Она приходит поздно вечером. Она усаживается на диване против меня под серебряную змеиную шкуру, вынимает из сумочки железную просвиру и, не спуская с меня глаз, гложет.
В поле моих калейдоскопических конструкций она живое черное пятно, а моя зеленая лампа смертельно белит ее лицо[32].
Отрываясь от рукописи или от книги, я невольно слежу: она про меня все знает и, может быть, больше чем сам я о себе. Встречаясь глазами, не различаю себя от нее – так слитно все наше. Ее работа никогда не кончится: просфора железная, а мне о конце моей и думать нечего. И мы покинем друг друга только враз.
Какой у нее голос? Ни слова она не произнесла со мной. Или немая?
Сны после нашего свидания всегда «кровельные» (от «кровь» и «кров»), весь день потом под их сетью и выхода мне нет и нет ничего, что бы вывело меня на свет.
Цветы она любит, это я заметил, яркие, по моим тоскующим по краскам глазам. А живого ничего не переносит, стоит кому войти в комнату, и ее уж нет.

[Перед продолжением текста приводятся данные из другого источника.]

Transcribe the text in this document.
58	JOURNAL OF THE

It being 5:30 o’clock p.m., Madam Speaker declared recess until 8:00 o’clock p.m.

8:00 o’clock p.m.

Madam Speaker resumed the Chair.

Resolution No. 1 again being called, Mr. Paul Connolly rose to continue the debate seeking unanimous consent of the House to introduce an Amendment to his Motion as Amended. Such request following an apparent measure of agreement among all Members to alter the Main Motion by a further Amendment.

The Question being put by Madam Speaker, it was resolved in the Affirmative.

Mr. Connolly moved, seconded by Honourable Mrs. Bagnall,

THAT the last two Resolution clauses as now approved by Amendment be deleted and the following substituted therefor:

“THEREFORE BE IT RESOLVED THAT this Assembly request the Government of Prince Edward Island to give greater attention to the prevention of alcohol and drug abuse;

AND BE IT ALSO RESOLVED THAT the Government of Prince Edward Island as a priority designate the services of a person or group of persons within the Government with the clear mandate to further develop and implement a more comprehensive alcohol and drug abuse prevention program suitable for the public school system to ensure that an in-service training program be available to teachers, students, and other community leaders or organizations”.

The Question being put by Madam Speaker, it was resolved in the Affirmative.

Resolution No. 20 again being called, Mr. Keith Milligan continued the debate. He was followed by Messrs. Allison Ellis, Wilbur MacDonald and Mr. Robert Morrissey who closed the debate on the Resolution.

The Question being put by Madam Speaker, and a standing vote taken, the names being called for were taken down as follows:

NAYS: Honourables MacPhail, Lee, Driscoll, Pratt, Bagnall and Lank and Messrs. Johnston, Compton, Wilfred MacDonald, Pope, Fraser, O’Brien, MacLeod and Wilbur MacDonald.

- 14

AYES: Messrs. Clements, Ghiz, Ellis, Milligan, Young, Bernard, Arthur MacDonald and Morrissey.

Кроме меня ее никто никогда не видел. И она редко не со мной. Выйду ли я на кухню вскипятить воду и она, без шелеста, как воздух, или сидит на табуретке или прячется в углу за щетками.
И когда она гложет свою железную просвирку, я чувствую, что это кусок моего сердца.
«Задумывались ли вы когда-нибудь, верите ли вы сновидениям?»
«Ну, как вы можете говорить о сновидениях, когда сон есть только результат какого-нибудь непорядка в вашем телесном или духовном организме».
«Бедный господин Тис, как мало просветлен ваш разум, что вы не видите всей глупости такого мнения. С той поры, как хаос слился в податливую к формовке материю – а это было довольно-таки давно, – мировой дух формирует все образы из этой предлежащей материи и из нее же возникают и сновидения. Они – не что иное, как очерки того, что было, а, возможно, и того, что будет, которые дух быстро и прихотливо набрасывает, когда тиран, именуемый телом, освобождает его от рабской службы ему».
Э. Т. А. Гофман. «Повелитель блох».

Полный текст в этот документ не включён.